Pittsburgh’s smart trash cans helping cut labor hours in half

More than 1,000 public garbage cans containing sensors that track how full the cans are have been deployed around Pittsburgh.


More than 1,000 public garbage cans containing sensors that track how full the cans are have been deployed around Pittsburgh, the Pittsburgh Department of Public Works (DPW) recently announced. 

The DPW first proposed adopting the cans in 2017 when it recognized the need to replace hundreds of old trash cans around the city. The smart cans were chosen to help with efficiencies and cost savings. The city’s vendor for the receptacles is Dunkirk, Maryland-based Victor Stanley.

Initial studies by DPW and the Department of Innovation and Performance have shown that the cans result in savings of at least half the labor hours needed for the emptying typical cans, allowing DPW to reallocate resources to other needed tasks, such as pothole patching, litter picking and weed and debris clearing. 
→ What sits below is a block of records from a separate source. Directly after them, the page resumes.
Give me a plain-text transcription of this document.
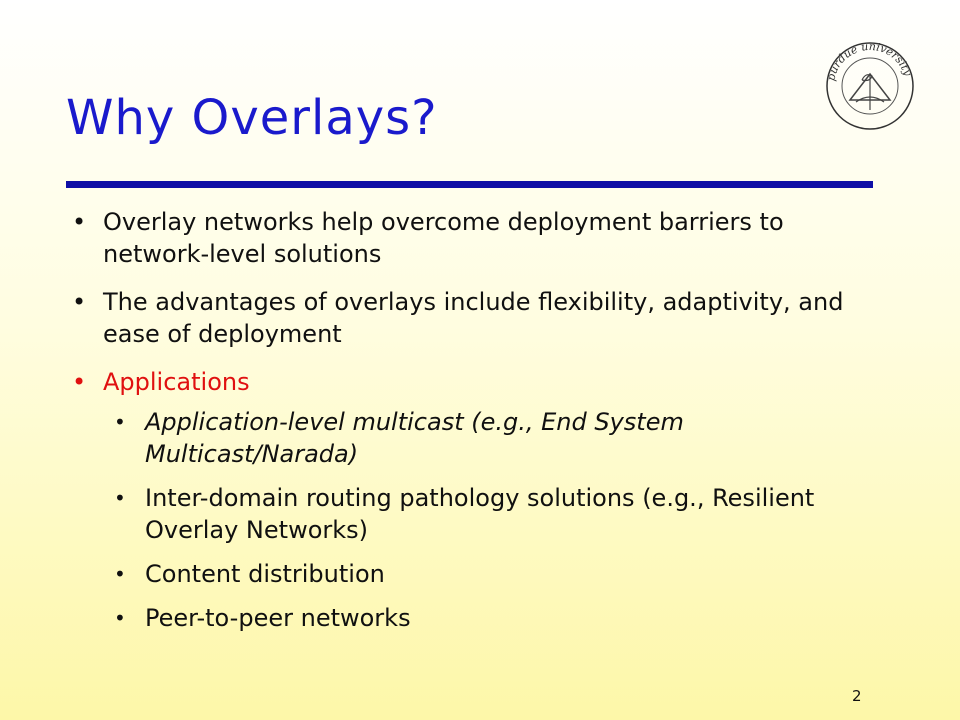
Why Overlays?
purdue university
• Overlay networks help overcome deployment barriers to network-level solutions
• The advantages of overlays include flexibility, adaptivity, and ease of deployment
• Applications
• Application-level multicast (e.g., End System Multicast/Narada)
• Inter-domain routing pathology solutions (e.g., Resilient Overlay Networks)
• Content distribution
• Peer-to-peer networks
2
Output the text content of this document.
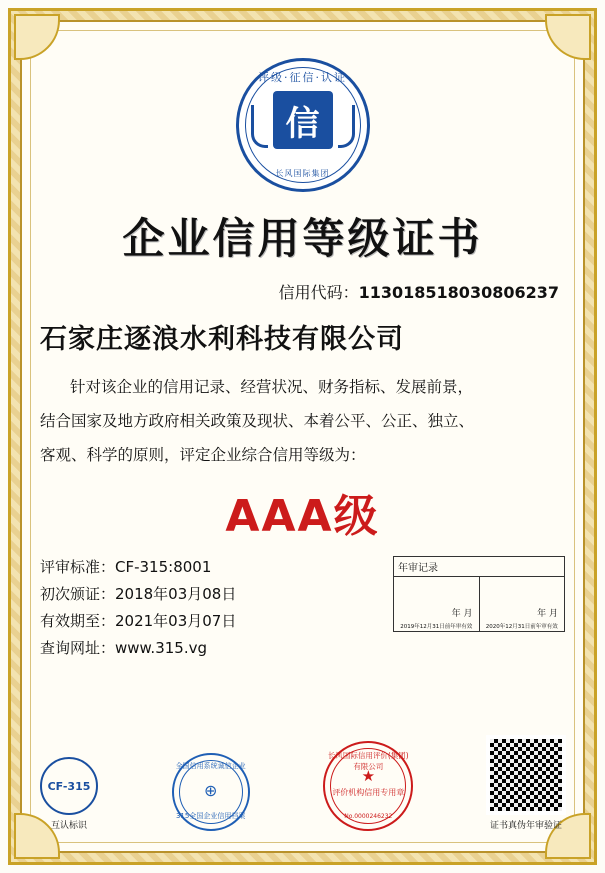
评级·征信·认证
信
长风国际集团
企业信用等级证书
信用代码：113018518030806237
石家庄逐浪水利科技有限公司
针对该企业的信用记录、经营状况、财务指标、发展前景，
结合国家及地方政府相关政策及现状、本着公平、公正、独立、
客观、科学的原则，评定企业综合信用等级为：
AAA级
评审标准：CF-315:8001
初次颁证：2018年03月08日
有效期至：2021年03月07日
查询网址：www.315.vg
年审记录
年 月
2019年12月31日前年审有效
年 月
2020年12月31日前年审有效
CF-315
互认标识
全国信用系统诚信企业
⊕
315全国企业信用档案
长风国际信用评价(集团)有限公司
★
评价机构信用专用章
No.0000246232
证书真伪年审验证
“The smart cans allow DPW to offer better refuse services to Pittsburgh residents and neighborhood business districts while freeing up our workers to do other work to keep the city tidy,” DPW Director Mike Gable says. 

“Based on our analysis, we expect that the smart litter cans will give us the ability to make process improvements that will reduce the amount of labor hours spent on emptying garbage cans by at least half,” Matt Jacob, the project manager for the program for the Department of Innovation and Performance, says. “As a result, DPW will be able to reallocate those resources to other tasks." 

DPW is in talks with unions representing its workers to possibly open a centralized litter can division and introduce expanded weekend garbage can collection services in business districts. 

The city’s capital budgets from 2017-19 earmarked a total of $670,000 for smart can purchases, covering both new cans and lids with sensors to retrofit existing cans.